16/05/2008 > 12/07/2008
Opening on 16/05/2008, from 7 pm to 9 pm
The Other Way Around addresses art as artifice through works that push spectators to accept, and even invent, fictions to match their initial perceptions. Yet though they might or enchant, they are by nature revelatory: the works emerge through the dismantling of their own illusions. The Other Way Around thus aligns disenchantment with discovery, penetrating the fissures between history and memory, truth and fiction, and evidence and perception that mark the aesthetic experience.
The title of an exhibition is one such fissure. (Title Work #372), from BRÜGGEMANN's series Show Titles (a heterogeneous list of titles freely available for use, which only require that the BRÜGGEMANN is credited on the list of artists), here transforms the exhibition's most trivially public element into an artwork. Like his neon I Can't Explain and I Won't Even Try, the artwork pre-empts any search for meaning, performing a disappearing act into itself and into the conventions of art spectatorship.

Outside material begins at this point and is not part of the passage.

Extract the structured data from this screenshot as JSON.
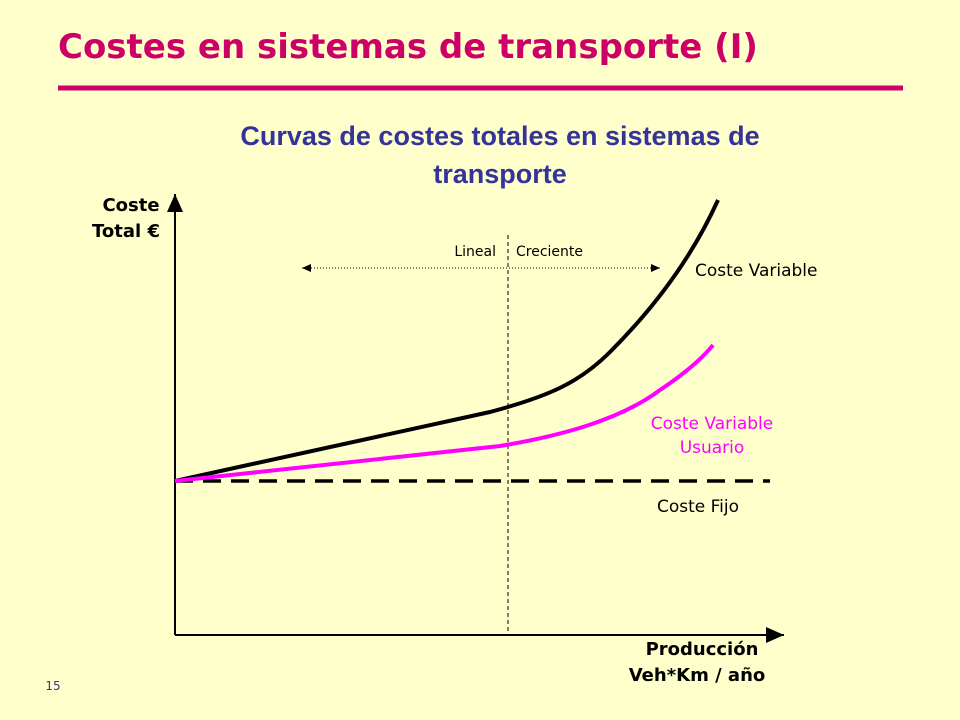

Similarly inexplicable at first view, Damien ROACH's Mobil (2007) seems to be a collection of sundry desk items arrayed on a shelf. Seen from the right angle, however, these objects align to spell out the word 'Mobil' – transforming this musty accumulation into an inexorable composition that demands, paradoxically, the immobility of its viewer. Mobil is accompanied by a second anamorph, Verità (2006), an image from the naturalist colony Monte Verità reflected in a cylinder of mirror card. From an old pair of sneakers in Gumshoe (2008) (at once a literal illustration of their title and a play on the slang term for 'detective') to the recuperated images in his collages (Untitled (Firs) and Untitled, both 2007), slight discrepancies and shifts in language render overfamiliar objects to us anew.
Gianni MOTTI's Levitation (1995) and Entierro #1 (1989) also use the banality of their medium to expose their illusions. These oversize photographs document two 'unbelievable' events – MOTTI's mock funereal, and his levitation at the hands of an illusionist –, turning hoaxes into media events and photographs into evidence, while discrediting both event and evidence with historical fact.
History, actuality and accuracy are also reflected in three works by Jamie SHOVLIN, which take as a point of departure cultural perceptions of America, redoubling social ambiguities with material illusions. Untitled (Comedie) and Untitled (Tragedie), both 2008, are trompe l'oeil drawings that depict reproductions of American artist Jack PIERSON's signage sculptures. Two copies of J.K. GALBRAITH's classic American Capitalism: The Concept of Countervailing Power are seemingly abandoned on the floor. Yet only one is real – the other is an oversized plaster cast of the book, another illusory mirror of his transatlantic subject.
In the back room, a single lightbulb strays on the ground, fantastically illuminated. The light in James HOPKIN's Eureka (2006), however, comes not from the bulb but from an empty slide projector, farcically overcompensating for the missing electrical cord while creating a vaguely melancholy transference.
The empty slide projector is inverted by Benoît BROISAT's video montage Diary (2008). A sequence of images from a war scene was re-photographed frame by frame, a different individual holding up each photograph to the camera. The rush of successive shots blurs these identities into one vague silhouette, while the fragmented war images merge into a coherent film strip – an illusion of fluidity at the cost of the human moments that sustained them.